A new blog on Planet GNOME often means an old necropost for us residents of the future to admire.
I, too, bought a custom keyboard from WASD. It is quite nice to be able to customize the printing using an SVG file. Yes, my keyboard has GNOME feet on the super keys, and a Dvorak layout, and, oh yes, Cantarell font. Yes, Cantarell was silly, and yes, it means bad kerning, but it is kind of cool to know I’m probably the only person on the planet to have a Cantarell keyboard.
It was nice for a little under one year. Then I noticed that the UV printing on some of the keys was beginning to wear off. WASD lets you purchase individual keycaps at a reasonable price, and I availed myself of that option for a couple keys that needed it, and then a couple more. But now some of the replacement keycaps need to be replaced, and I’ve owned the keyboard for just over a year and a half. It only makes sense to purchase a product this expensive if it’s going to last.

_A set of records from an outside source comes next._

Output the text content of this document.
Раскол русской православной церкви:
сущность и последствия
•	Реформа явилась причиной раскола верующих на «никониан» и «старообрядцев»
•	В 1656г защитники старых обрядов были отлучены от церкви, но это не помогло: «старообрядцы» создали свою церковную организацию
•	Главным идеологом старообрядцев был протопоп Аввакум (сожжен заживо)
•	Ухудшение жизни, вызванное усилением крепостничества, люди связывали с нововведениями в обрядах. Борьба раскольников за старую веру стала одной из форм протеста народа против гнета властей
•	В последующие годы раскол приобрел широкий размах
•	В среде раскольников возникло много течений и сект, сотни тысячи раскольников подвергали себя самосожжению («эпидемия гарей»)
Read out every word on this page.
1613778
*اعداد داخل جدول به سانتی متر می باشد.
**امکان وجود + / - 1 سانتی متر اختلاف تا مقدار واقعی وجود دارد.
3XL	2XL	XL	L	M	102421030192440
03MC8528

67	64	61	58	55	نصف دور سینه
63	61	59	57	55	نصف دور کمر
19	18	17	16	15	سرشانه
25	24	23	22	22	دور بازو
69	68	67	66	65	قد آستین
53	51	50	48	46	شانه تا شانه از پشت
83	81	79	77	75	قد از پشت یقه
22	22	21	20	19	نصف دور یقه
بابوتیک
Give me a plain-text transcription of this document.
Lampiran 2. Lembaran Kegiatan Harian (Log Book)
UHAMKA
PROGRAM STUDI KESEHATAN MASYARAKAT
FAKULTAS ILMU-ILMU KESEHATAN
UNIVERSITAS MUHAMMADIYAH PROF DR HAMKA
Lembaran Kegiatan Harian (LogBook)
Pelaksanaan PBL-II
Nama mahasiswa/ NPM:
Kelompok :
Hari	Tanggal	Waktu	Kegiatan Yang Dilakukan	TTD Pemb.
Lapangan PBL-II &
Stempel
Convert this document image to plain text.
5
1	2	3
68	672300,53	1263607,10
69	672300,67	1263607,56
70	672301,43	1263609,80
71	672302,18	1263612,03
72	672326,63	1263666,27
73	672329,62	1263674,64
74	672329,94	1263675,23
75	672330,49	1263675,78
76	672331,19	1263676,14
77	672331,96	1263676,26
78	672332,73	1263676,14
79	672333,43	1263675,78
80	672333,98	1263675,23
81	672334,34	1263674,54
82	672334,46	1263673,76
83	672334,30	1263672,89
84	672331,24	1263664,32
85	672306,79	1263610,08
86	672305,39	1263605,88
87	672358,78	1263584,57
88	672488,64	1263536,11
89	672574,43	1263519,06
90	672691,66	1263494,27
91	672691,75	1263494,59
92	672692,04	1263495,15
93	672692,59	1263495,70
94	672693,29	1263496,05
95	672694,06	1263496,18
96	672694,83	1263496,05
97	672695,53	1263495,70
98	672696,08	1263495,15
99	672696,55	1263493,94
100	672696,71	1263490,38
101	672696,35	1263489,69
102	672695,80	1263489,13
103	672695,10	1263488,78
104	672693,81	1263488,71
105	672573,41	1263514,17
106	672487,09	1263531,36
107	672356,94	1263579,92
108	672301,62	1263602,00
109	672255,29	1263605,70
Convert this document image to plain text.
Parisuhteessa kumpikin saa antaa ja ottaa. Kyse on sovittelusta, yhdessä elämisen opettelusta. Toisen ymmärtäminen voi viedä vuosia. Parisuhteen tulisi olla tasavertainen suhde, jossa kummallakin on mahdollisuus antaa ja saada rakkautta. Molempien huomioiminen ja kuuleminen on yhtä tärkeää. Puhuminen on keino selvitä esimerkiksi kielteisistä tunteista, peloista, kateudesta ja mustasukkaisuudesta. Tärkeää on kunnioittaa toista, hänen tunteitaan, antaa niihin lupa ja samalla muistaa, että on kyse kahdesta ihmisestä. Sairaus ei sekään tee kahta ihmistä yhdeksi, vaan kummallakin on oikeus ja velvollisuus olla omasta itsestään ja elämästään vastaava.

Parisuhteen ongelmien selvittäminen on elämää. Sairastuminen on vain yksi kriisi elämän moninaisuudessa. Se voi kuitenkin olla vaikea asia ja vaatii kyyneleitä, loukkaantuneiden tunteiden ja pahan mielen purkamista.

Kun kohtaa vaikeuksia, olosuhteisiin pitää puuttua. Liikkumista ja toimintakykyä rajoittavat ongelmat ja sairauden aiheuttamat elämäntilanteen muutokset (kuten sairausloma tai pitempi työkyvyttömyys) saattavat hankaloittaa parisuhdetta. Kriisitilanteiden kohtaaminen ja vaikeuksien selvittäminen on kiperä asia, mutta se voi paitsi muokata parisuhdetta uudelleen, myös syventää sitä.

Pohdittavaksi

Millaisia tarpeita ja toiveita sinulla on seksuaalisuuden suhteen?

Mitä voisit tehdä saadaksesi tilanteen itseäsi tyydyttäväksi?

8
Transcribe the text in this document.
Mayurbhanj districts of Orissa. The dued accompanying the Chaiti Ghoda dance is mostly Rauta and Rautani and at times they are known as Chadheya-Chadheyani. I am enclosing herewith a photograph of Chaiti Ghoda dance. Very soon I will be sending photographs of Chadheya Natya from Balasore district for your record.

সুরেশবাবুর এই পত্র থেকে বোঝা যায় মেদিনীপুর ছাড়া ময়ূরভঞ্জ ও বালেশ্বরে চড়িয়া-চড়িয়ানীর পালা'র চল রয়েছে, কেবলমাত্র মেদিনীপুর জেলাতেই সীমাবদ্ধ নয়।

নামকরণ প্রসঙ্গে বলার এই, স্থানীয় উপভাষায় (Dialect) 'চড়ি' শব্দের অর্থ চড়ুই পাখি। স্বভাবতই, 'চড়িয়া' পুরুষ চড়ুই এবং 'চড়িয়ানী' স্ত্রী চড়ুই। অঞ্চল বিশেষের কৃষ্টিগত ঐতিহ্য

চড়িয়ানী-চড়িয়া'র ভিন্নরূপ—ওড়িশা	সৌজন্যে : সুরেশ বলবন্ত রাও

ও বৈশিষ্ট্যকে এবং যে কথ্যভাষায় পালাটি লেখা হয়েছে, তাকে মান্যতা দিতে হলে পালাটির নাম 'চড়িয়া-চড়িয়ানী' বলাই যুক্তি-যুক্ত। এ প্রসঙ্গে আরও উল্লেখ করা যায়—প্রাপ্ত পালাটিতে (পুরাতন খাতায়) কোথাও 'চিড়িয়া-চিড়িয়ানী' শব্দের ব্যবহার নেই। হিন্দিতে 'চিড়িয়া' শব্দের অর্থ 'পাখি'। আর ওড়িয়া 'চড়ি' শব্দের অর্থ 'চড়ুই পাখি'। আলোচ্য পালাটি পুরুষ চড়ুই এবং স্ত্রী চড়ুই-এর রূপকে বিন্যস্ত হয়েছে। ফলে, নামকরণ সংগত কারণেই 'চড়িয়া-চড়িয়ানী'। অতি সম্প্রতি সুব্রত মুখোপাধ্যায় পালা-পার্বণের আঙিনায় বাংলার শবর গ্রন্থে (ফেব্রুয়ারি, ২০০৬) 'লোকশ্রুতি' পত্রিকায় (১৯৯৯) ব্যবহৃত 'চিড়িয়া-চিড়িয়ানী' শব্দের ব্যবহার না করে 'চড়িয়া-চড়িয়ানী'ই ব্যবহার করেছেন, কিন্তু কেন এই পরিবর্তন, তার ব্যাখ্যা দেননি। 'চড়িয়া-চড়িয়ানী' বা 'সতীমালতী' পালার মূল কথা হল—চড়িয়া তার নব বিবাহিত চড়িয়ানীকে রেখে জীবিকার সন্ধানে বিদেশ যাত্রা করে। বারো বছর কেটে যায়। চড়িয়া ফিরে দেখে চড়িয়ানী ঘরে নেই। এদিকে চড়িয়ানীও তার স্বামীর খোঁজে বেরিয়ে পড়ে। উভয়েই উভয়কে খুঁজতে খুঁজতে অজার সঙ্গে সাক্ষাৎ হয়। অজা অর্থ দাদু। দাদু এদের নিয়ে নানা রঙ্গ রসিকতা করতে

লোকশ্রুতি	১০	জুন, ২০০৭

I discovered that MAX Keyboard offers custom keyboard printing using SVG files, and their keycaps are compatible with WASD. I guess it’s a clone of WASD’s service, because I’ve never heard of MAX before, but I don’t actually know which came first. Anyway, you can buy just the keycaps without the keyboard, for a reasonable price. But they apparently use a UV printing process, which is what WASD does, so I have no clue if MAX will hold up any better or not. I decided not to purchase it. (At least, not now. Who knows what silly things I might do in the future.) Instead, I purchased a blank PBT keycap set from them. It arrived yesterday, and it seems nice. It’s a slightly different shade of black than WASD’s keycaps, but that’s OK. Hopefully these will hold up better, and I won’t need to replace the entire keyboard. And hopefully I don’t find I need to look at the keys to find special characters or irregularly-used functions like PrintScreen and media keys. We’ll see.